Baseado no romance homônimo do mestre
Stephen King (dispensa comentários, já tendo escrito em sua carreira Cemitério
Maldito, O Iluminado, IT e inúmeros contos do horror em literatura), a película
foi dirigida pelo ótimo Brian De Palma (que viria a produzir pérolas como
Scarface). Na verdade, esse é o primeiro livro de King que foi adaptado em
filme, gravado em apenas 50 dias. Temos aqui um ótimo elenco e uma trama
situada em acontecimentos cotidianos que realmente perturbam. Isso é somente
forçado com o assunto polêmico abordado, nos trazendo um realismo repleto de fantásia e situações sobrenaturais, como já é de se esperar nesse caso curioso.
No elenco encontramos a dramática
Sissy Spacek, Nancy Allen (de Robocop e Vestida para Matar), também P.J. Soles (a
Lynda de Halloween), Sydney Lassick (Um Estranho no Ninho) e até mesmo o jovem
John Travolta, que na época, ainda era um ator desconhecido.
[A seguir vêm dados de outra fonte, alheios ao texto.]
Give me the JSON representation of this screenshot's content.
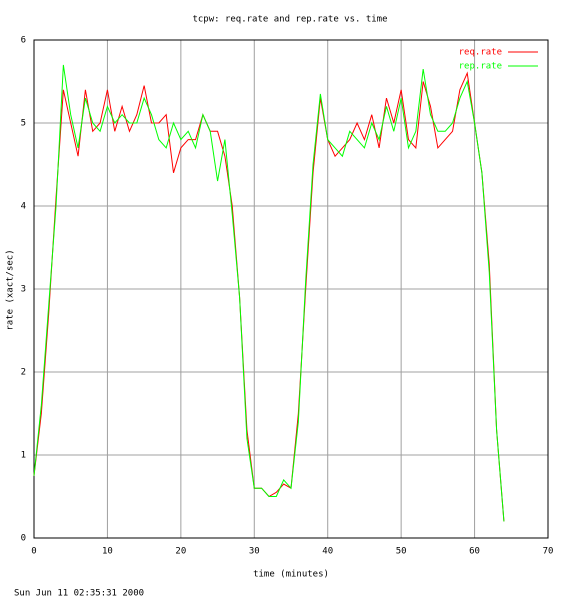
{
  "chart_data": {
    "type": "line",
    "title": "tcpw: req.rate and rep.rate vs. time",
    "x_label": "time (minutes)",
    "y_label": "rate (xact/sec)",
    "footer": "Sun Jun 11 02:35:31 2000",
    "x": [
      0,
      1,
      2,
      3,
      4,
      5,
      6,
      7,
      8,
      9,
      10,
      11,
      12,
      13,
      14,
      15,
      16,
      17,
      18,
      19,
      20,
      21,
      22,
      23,
      24,
      25,
      26,
      27,
      28,
      29,
      30,
      31,
      32,
      33,
      34,
      35,
      36,
      37,
      38,
      39,
      40,
      41,
      42,
      43,
      44,
      45,
      46,
      47,
      48,
      49,
      50,
      51,
      52,
      53,
      54,
      55,
      56,
      57,
      58,
      59,
      60,
      61,
      62,
      63,
      64
    ],
    "series": [
      {
        "name": "req.rate",
        "color": "#ff0000",
        "values": [
          0.75,
          1.5,
          2.7,
          4.1,
          5.4,
          5.0,
          4.6,
          5.4,
          4.9,
          5.0,
          5.4,
          4.9,
          5.2,
          4.9,
          5.1,
          5.45,
          5.0,
          5.0,
          5.1,
          4.4,
          4.7,
          4.8,
          4.8,
          5.1,
          4.9,
          4.9,
          4.6,
          4.0,
          2.9,
          1.3,
          0.6,
          0.6,
          0.5,
          0.55,
          0.65,
          0.6,
          1.5,
          3.0,
          4.4,
          5.3,
          4.8,
          4.6,
          4.7,
          4.8,
          5.0,
          4.8,
          5.1,
          4.7,
          5.3,
          5.0,
          5.4,
          4.8,
          4.7,
          5.5,
          5.2,
          4.7,
          4.8,
          4.9,
          5.4,
          5.6,
          5.0,
          4.4,
          3.3,
          1.3,
          0.2
        ]
      },
      {
        "name": "rep.rate",
        "color": "#00ff00",
        "values": [
          0.75,
          1.6,
          2.8,
          4.0,
          5.7,
          5.1,
          4.7,
          5.3,
          5.0,
          4.9,
          5.2,
          5.0,
          5.1,
          5.0,
          5.0,
          5.3,
          5.1,
          4.8,
          4.7,
          5.0,
          4.8,
          4.9,
          4.7,
          5.1,
          4.9,
          4.3,
          4.8,
          3.9,
          2.9,
          1.2,
          0.6,
          0.6,
          0.5,
          0.5,
          0.7,
          0.6,
          1.4,
          3.1,
          4.5,
          5.35,
          4.8,
          4.7,
          4.6,
          4.9,
          4.8,
          4.7,
          5.0,
          4.8,
          5.2,
          4.9,
          5.3,
          4.7,
          4.9,
          5.65,
          5.1,
          4.9,
          4.9,
          5.0,
          5.3,
          5.5,
          5.0,
          4.4,
          3.2,
          1.3,
          0.2
        ]
      }
    ],
    "xlim": [
      0,
      70
    ],
    "xticks": [
      0,
      10,
      20,
      30,
      40,
      50,
      60,
      70
    ],
    "ylim": [
      0,
      6
    ],
    "yticks": [
      0,
      1,
      2,
      3,
      4,
      5,
      6
    ],
    "grid": true,
    "legend": "top-right"
  }
}
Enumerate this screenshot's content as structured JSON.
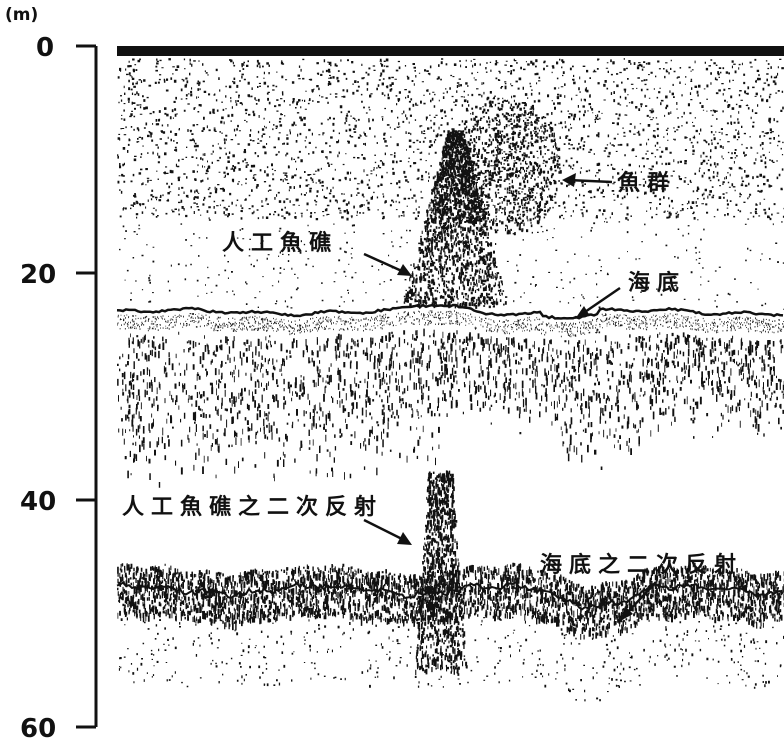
{
  "axis": {
    "unit": "(m)",
    "ticks": [
      {
        "value": 0,
        "label": "0"
      },
      {
        "value": 20,
        "label": "20"
      },
      {
        "value": 40,
        "label": "40"
      },
      {
        "value": 60,
        "label": "60"
      }
    ],
    "range": [
      0,
      60
    ]
  },
  "annotations": {
    "fish_school": "魚群",
    "artificial_reef": "人工魚礁",
    "seabed": "海底",
    "reef_second_reflection": "人工魚礁之二次反射",
    "seabed_second_reflection": "海底之二次反射"
  },
  "colors": {
    "ink": "#111111",
    "background": "#ffffff"
  }
}
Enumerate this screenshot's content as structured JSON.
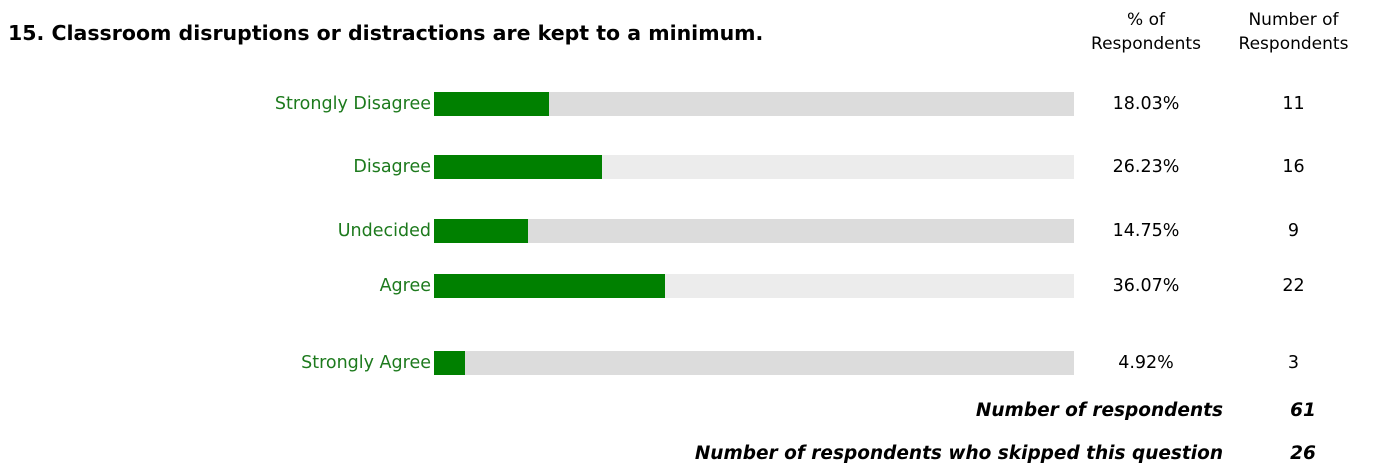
{
  "question": {
    "title": "15. Classroom disruptions or distractions are kept to a minimum."
  },
  "columns": {
    "percent_line1": "% of",
    "percent_line2": "Respondents",
    "number_line1": "Number of",
    "number_line2": "Respondents"
  },
  "colors": {
    "bar_fill": "#008000",
    "track_a": "#dcdcdc",
    "track_b": "#ececec",
    "label": "#1d7a1d"
  },
  "chart_data": {
    "type": "bar",
    "orientation": "horizontal",
    "categories": [
      "Strongly Disagree",
      "Disagree",
      "Undecided",
      "Agree",
      "Strongly Agree"
    ],
    "values": [
      18.03,
      26.23,
      14.75,
      36.07,
      4.92
    ],
    "percent_labels": [
      "18.03%",
      "26.23%",
      "14.75%",
      "36.07%",
      "4.92%"
    ],
    "counts": [
      "11",
      "16",
      "9",
      "22",
      "3"
    ],
    "xlim": [
      0,
      100
    ],
    "xlabel": "",
    "ylabel": ""
  },
  "summary": {
    "respondents_label": "Number of respondents",
    "respondents_value": "61",
    "skipped_label": "Number of respondents who skipped this question",
    "skipped_value": "26"
  }
}
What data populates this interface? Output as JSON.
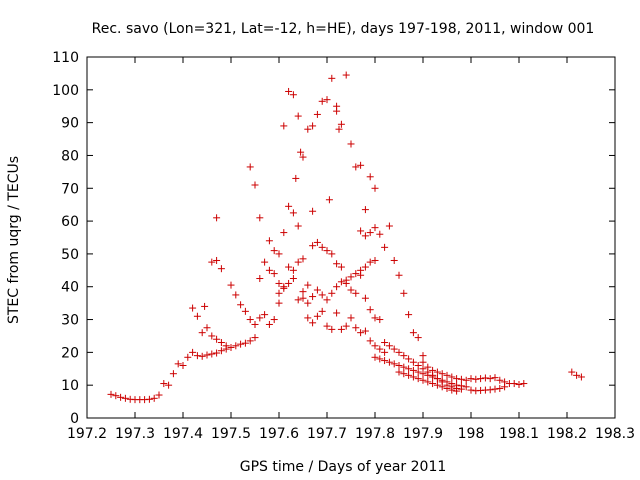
{
  "chart_data": {
    "type": "scatter",
    "title": "Rec. savo (Lon=321, Lat=-12, h=HE), days 197-198, 2011, window 001",
    "xlabel": "GPS time / Days of year 2011",
    "ylabel": "STEC from uqrg / TECUs",
    "xlim": [
      197.2,
      198.3
    ],
    "ylim": [
      0,
      110
    ],
    "xticks": [
      "197.2",
      "197.3",
      "197.4",
      "197.5",
      "197.6",
      "197.7",
      "197.8",
      "197.9",
      "198",
      "198.1",
      "198.2",
      "198.3"
    ],
    "yticks": [
      "0",
      "10",
      "20",
      "30",
      "40",
      "50",
      "60",
      "70",
      "80",
      "90",
      "100",
      "110"
    ],
    "grid": false,
    "legend": "none",
    "point_color": "#cc0000",
    "marker": "plus",
    "series": [
      {
        "points": [
          [
            197.25,
            7.2
          ],
          [
            197.26,
            6.8
          ],
          [
            197.27,
            6.3
          ],
          [
            197.28,
            6.0
          ],
          [
            197.29,
            5.7
          ],
          [
            197.3,
            5.6
          ],
          [
            197.31,
            5.6
          ],
          [
            197.32,
            5.6
          ],
          [
            197.33,
            5.7
          ],
          [
            197.34,
            6.0
          ],
          [
            197.35,
            7.0
          ],
          [
            197.36,
            10.5
          ],
          [
            197.37,
            10.0
          ],
          [
            197.38,
            13.5
          ],
          [
            197.39,
            16.5
          ],
          [
            197.4,
            16.0
          ],
          [
            197.41,
            18.5
          ],
          [
            197.42,
            20.0
          ],
          [
            197.43,
            19.0
          ],
          [
            197.44,
            18.8
          ],
          [
            197.45,
            19.2
          ],
          [
            197.46,
            19.5
          ],
          [
            197.47,
            19.8
          ],
          [
            197.48,
            20.5
          ],
          [
            197.49,
            21.0
          ],
          [
            197.5,
            21.5
          ],
          [
            197.51,
            22.0
          ],
          [
            197.52,
            22.5
          ],
          [
            197.53,
            22.8
          ],
          [
            197.54,
            23.5
          ],
          [
            197.55,
            24.5
          ],
          [
            197.42,
            33.5
          ],
          [
            197.43,
            31.0
          ],
          [
            197.44,
            26.0
          ],
          [
            197.445,
            34.0
          ],
          [
            197.45,
            27.5
          ],
          [
            197.46,
            25.0
          ],
          [
            197.47,
            24.0
          ],
          [
            197.48,
            23.0
          ],
          [
            197.49,
            22.0
          ],
          [
            197.5,
            40.5
          ],
          [
            197.51,
            37.5
          ],
          [
            197.52,
            34.5
          ],
          [
            197.53,
            32.5
          ],
          [
            197.54,
            30.0
          ],
          [
            197.55,
            28.5
          ],
          [
            197.56,
            30.5
          ],
          [
            197.57,
            31.5
          ],
          [
            197.58,
            28.5
          ],
          [
            197.59,
            30.0
          ],
          [
            197.6,
            35.0
          ],
          [
            197.46,
            47.5
          ],
          [
            197.47,
            48.0
          ],
          [
            197.47,
            61.0
          ],
          [
            197.48,
            45.5
          ],
          [
            197.54,
            76.5
          ],
          [
            197.55,
            71.0
          ],
          [
            197.56,
            61.0
          ],
          [
            197.56,
            42.5
          ],
          [
            197.57,
            47.5
          ],
          [
            197.58,
            54.0
          ],
          [
            197.58,
            45.0
          ],
          [
            197.59,
            51.0
          ],
          [
            197.59,
            44.0
          ],
          [
            197.6,
            50.0
          ],
          [
            197.6,
            41.0
          ],
          [
            197.61,
            56.5
          ],
          [
            197.61,
            40.0
          ],
          [
            197.62,
            64.5
          ],
          [
            197.62,
            46.0
          ],
          [
            197.63,
            45.0
          ],
          [
            197.63,
            62.5
          ],
          [
            197.64,
            58.5
          ],
          [
            197.64,
            47.5
          ],
          [
            197.65,
            48.5
          ],
          [
            197.65,
            36.5
          ],
          [
            197.61,
            89.0
          ],
          [
            197.62,
            99.5
          ],
          [
            197.63,
            98.5
          ],
          [
            197.635,
            73.0
          ],
          [
            197.64,
            92.0
          ],
          [
            197.645,
            81.0
          ],
          [
            197.65,
            79.5
          ],
          [
            197.66,
            88.0
          ],
          [
            197.67,
            89.0
          ],
          [
            197.67,
            63.0
          ],
          [
            197.68,
            92.5
          ],
          [
            197.69,
            96.5
          ],
          [
            197.7,
            97.0
          ],
          [
            197.705,
            66.5
          ],
          [
            197.71,
            103.5
          ],
          [
            197.72,
            95.0
          ],
          [
            197.72,
            93.5
          ],
          [
            197.725,
            88.0
          ],
          [
            197.73,
            89.5
          ],
          [
            197.74,
            104.5
          ],
          [
            197.75,
            83.5
          ],
          [
            197.76,
            76.5
          ],
          [
            197.77,
            77.0
          ],
          [
            197.78,
            63.5
          ],
          [
            197.79,
            73.5
          ],
          [
            197.8,
            70.0
          ],
          [
            197.6,
            38.0
          ],
          [
            197.61,
            39.5
          ],
          [
            197.62,
            41.0
          ],
          [
            197.63,
            42.5
          ],
          [
            197.64,
            36.0
          ],
          [
            197.65,
            38.5
          ],
          [
            197.66,
            40.5
          ],
          [
            197.67,
            52.5
          ],
          [
            197.68,
            53.5
          ],
          [
            197.69,
            52.0
          ],
          [
            197.7,
            51.0
          ],
          [
            197.71,
            50.0
          ],
          [
            197.72,
            47.0
          ],
          [
            197.73,
            46.0
          ],
          [
            197.74,
            41.0
          ],
          [
            197.75,
            39.0
          ],
          [
            197.76,
            38.0
          ],
          [
            197.77,
            43.5
          ],
          [
            197.78,
            36.5
          ],
          [
            197.79,
            33.0
          ],
          [
            197.8,
            30.5
          ],
          [
            197.81,
            30.0
          ],
          [
            197.66,
            35.0
          ],
          [
            197.67,
            37.0
          ],
          [
            197.68,
            39.0
          ],
          [
            197.69,
            37.5
          ],
          [
            197.7,
            36.0
          ],
          [
            197.71,
            38.0
          ],
          [
            197.72,
            40.0
          ],
          [
            197.73,
            41.5
          ],
          [
            197.74,
            42.0
          ],
          [
            197.75,
            43.0
          ],
          [
            197.76,
            44.0
          ],
          [
            197.77,
            45.0
          ],
          [
            197.78,
            46.0
          ],
          [
            197.79,
            47.5
          ],
          [
            197.8,
            48.0
          ],
          [
            197.66,
            30.5
          ],
          [
            197.67,
            29.0
          ],
          [
            197.68,
            31.0
          ],
          [
            197.69,
            32.5
          ],
          [
            197.7,
            28.0
          ],
          [
            197.71,
            27.0
          ],
          [
            197.72,
            32.0
          ],
          [
            197.73,
            27.0
          ],
          [
            197.74,
            28.0
          ],
          [
            197.75,
            30.5
          ],
          [
            197.76,
            27.5
          ],
          [
            197.77,
            26.0
          ],
          [
            197.78,
            26.5
          ],
          [
            197.79,
            23.5
          ],
          [
            197.8,
            22.0
          ],
          [
            197.81,
            21.0
          ],
          [
            197.82,
            20.0
          ],
          [
            197.77,
            57.0
          ],
          [
            197.78,
            55.5
          ],
          [
            197.79,
            56.5
          ],
          [
            197.8,
            58.0
          ],
          [
            197.81,
            56.0
          ],
          [
            197.82,
            52.0
          ],
          [
            197.83,
            58.5
          ],
          [
            197.84,
            48.0
          ],
          [
            197.85,
            43.5
          ],
          [
            197.86,
            38.0
          ],
          [
            197.87,
            31.5
          ],
          [
            197.88,
            26.0
          ],
          [
            197.89,
            24.5
          ],
          [
            197.9,
            19.0
          ],
          [
            197.8,
            18.5
          ],
          [
            197.81,
            18.0
          ],
          [
            197.82,
            17.5
          ],
          [
            197.83,
            17.0
          ],
          [
            197.84,
            16.5
          ],
          [
            197.85,
            16.0
          ],
          [
            197.86,
            15.5
          ],
          [
            197.87,
            15.0
          ],
          [
            197.88,
            14.5
          ],
          [
            197.89,
            14.0
          ],
          [
            197.9,
            13.5
          ],
          [
            197.91,
            13.0
          ],
          [
            197.92,
            12.5
          ],
          [
            197.93,
            12.0
          ],
          [
            197.94,
            11.5
          ],
          [
            197.95,
            11.0
          ],
          [
            197.96,
            10.5
          ],
          [
            197.97,
            10.0
          ],
          [
            197.98,
            9.8
          ],
          [
            197.99,
            9.5
          ],
          [
            197.82,
            23.0
          ],
          [
            197.83,
            22.0
          ],
          [
            197.84,
            21.0
          ],
          [
            197.85,
            20.0
          ],
          [
            197.86,
            19.0
          ],
          [
            197.87,
            18.0
          ],
          [
            197.88,
            17.0
          ],
          [
            197.89,
            16.0
          ],
          [
            197.9,
            15.0
          ],
          [
            197.91,
            14.0
          ],
          [
            197.92,
            13.0
          ],
          [
            197.93,
            12.0
          ],
          [
            197.94,
            11.0
          ],
          [
            197.95,
            10.0
          ],
          [
            197.96,
            9.5
          ],
          [
            197.97,
            9.0
          ],
          [
            197.98,
            8.8
          ],
          [
            197.85,
            14.0
          ],
          [
            197.86,
            13.5
          ],
          [
            197.87,
            13.0
          ],
          [
            197.88,
            12.5
          ],
          [
            197.89,
            12.0
          ],
          [
            197.9,
            11.5
          ],
          [
            197.91,
            11.0
          ],
          [
            197.92,
            10.5
          ],
          [
            197.93,
            10.0
          ],
          [
            197.94,
            9.5
          ],
          [
            197.95,
            9.0
          ],
          [
            197.96,
            8.5
          ],
          [
            197.97,
            8.2
          ],
          [
            197.9,
            17.0
          ],
          [
            197.91,
            15.5
          ],
          [
            197.92,
            14.5
          ],
          [
            197.93,
            14.0
          ],
          [
            197.94,
            13.5
          ],
          [
            197.95,
            13.0
          ],
          [
            197.96,
            12.5
          ],
          [
            197.97,
            12.0
          ],
          [
            197.98,
            11.8
          ],
          [
            197.99,
            11.5
          ],
          [
            198.0,
            12.0
          ],
          [
            198.01,
            11.8
          ],
          [
            198.02,
            12.0
          ],
          [
            198.03,
            12.2
          ],
          [
            198.04,
            12.0
          ],
          [
            198.05,
            12.3
          ],
          [
            198.06,
            11.5
          ],
          [
            198.07,
            11.0
          ],
          [
            198.08,
            10.5
          ],
          [
            198.09,
            10.5
          ],
          [
            198.1,
            10.2
          ],
          [
            198.11,
            10.5
          ],
          [
            198.0,
            8.5
          ],
          [
            198.01,
            8.3
          ],
          [
            198.02,
            8.4
          ],
          [
            198.03,
            8.5
          ],
          [
            198.04,
            8.6
          ],
          [
            198.05,
            8.8
          ],
          [
            198.06,
            9.0
          ],
          [
            198.07,
            9.5
          ],
          [
            198.21,
            14.0
          ],
          [
            198.22,
            13.0
          ],
          [
            198.23,
            12.5
          ]
        ]
      }
    ]
  }
}
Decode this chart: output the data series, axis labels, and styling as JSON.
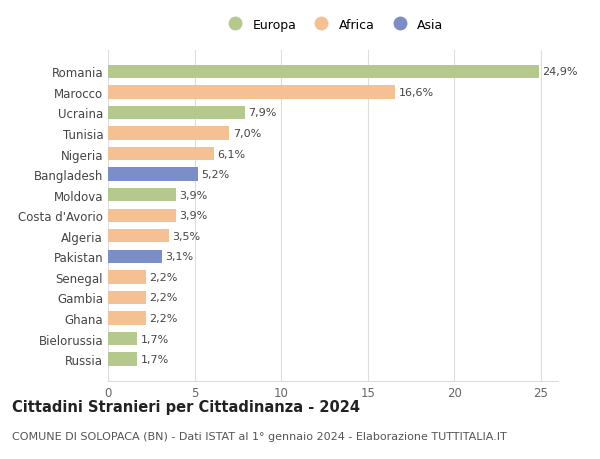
{
  "categories": [
    "Romania",
    "Marocco",
    "Ucraina",
    "Tunisia",
    "Nigeria",
    "Bangladesh",
    "Moldova",
    "Costa d'Avorio",
    "Algeria",
    "Pakistan",
    "Senegal",
    "Gambia",
    "Ghana",
    "Bielorussia",
    "Russia"
  ],
  "values": [
    24.9,
    16.6,
    7.9,
    7.0,
    6.1,
    5.2,
    3.9,
    3.9,
    3.5,
    3.1,
    2.2,
    2.2,
    2.2,
    1.7,
    1.7
  ],
  "labels": [
    "24,9%",
    "16,6%",
    "7,9%",
    "7,0%",
    "6,1%",
    "5,2%",
    "3,9%",
    "3,9%",
    "3,5%",
    "3,1%",
    "2,2%",
    "2,2%",
    "2,2%",
    "1,7%",
    "1,7%"
  ],
  "colors": [
    "#b5c98e",
    "#f5c193",
    "#b5c98e",
    "#f5c193",
    "#f5c193",
    "#7b8ec8",
    "#b5c98e",
    "#f5c193",
    "#f5c193",
    "#7b8ec8",
    "#f5c193",
    "#f5c193",
    "#f5c193",
    "#b5c98e",
    "#b5c98e"
  ],
  "legend_labels": [
    "Europa",
    "Africa",
    "Asia"
  ],
  "legend_colors": [
    "#b5c98e",
    "#f5c193",
    "#7b8ec8"
  ],
  "title": "Cittadini Stranieri per Cittadinanza - 2024",
  "subtitle": "COMUNE DI SOLOPACA (BN) - Dati ISTAT al 1° gennaio 2024 - Elaborazione TUTTITALIA.IT",
  "xlim": [
    0,
    26
  ],
  "xticks": [
    0,
    5,
    10,
    15,
    20,
    25
  ],
  "background_color": "#ffffff",
  "grid_color": "#dddddd",
  "bar_height": 0.65,
  "label_fontsize": 8.0,
  "ytick_fontsize": 8.5,
  "xtick_fontsize": 8.5,
  "title_fontsize": 10.5,
  "subtitle_fontsize": 8.0
}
Portanto, vamos
começar:
O terror indispensável.
Carrie White (Sissy Spacek, se
embriagando na fonte da bizarrice) é uma garota tímida e excluída que possui
poderes telecinéticos (capacidade de mover objetos com a mente), e sofre na mão
de sua mãe EXTREMAMENTE religiosa e opressora (Piper Laurie), fazendo de tudo para “educar” a
filha com seus princípios escrotos. A menina é privada de tudo, inclusive
informações essenciais para a adolescência feminina, e é com isso que nossa
trama se inicia, após a aula de educação física da escola na qual Carrie
frequenta com sua timidez (na educação física, já percebemos que as outras
jovens zoam ela o tempo todo). É hora do banho e com uma suave direção bem
conduzida por De Palma, vemos a tranquilidade na sensualidade da menina, sua inocência
privada em curtos movimentos. No entanto, durante o banho, ela fica menstruada
pela primeira vez na vida, causando pânico imediato, pois a mesma acredita
estar morrendo ao ver todo o sangue. Obviamente todas as meninas começam a zoar
nossa estranha Carrie, especialmente Chris (Nancy Allen) e Sue (Amy Irving) que
literalmente ficam jogando vários absorventes nela, até serem impedidas pela
durona professora Collins, que acaba com a palhaçada.
Essa garota me dá medo.
Até mesmo o diretor e os professores
aparentam não considerar Carrie em nenhum momento, somente a professora
Collins, que após o acontecido, começou a ter pena da garota e procura
acostumá-la e introduzi-la no “mundão”. De fato, a menina come do pão que o
Diabo amassou, porque depois de chegar em sua casa, conhecemos o tratamento que
leva de sua mãe: apanha de bíblia (!!!), é arrastada pelos cabelos e obrigada a
ficar rezando em uma pequena espécie de santuário que a velha ostenta na casa.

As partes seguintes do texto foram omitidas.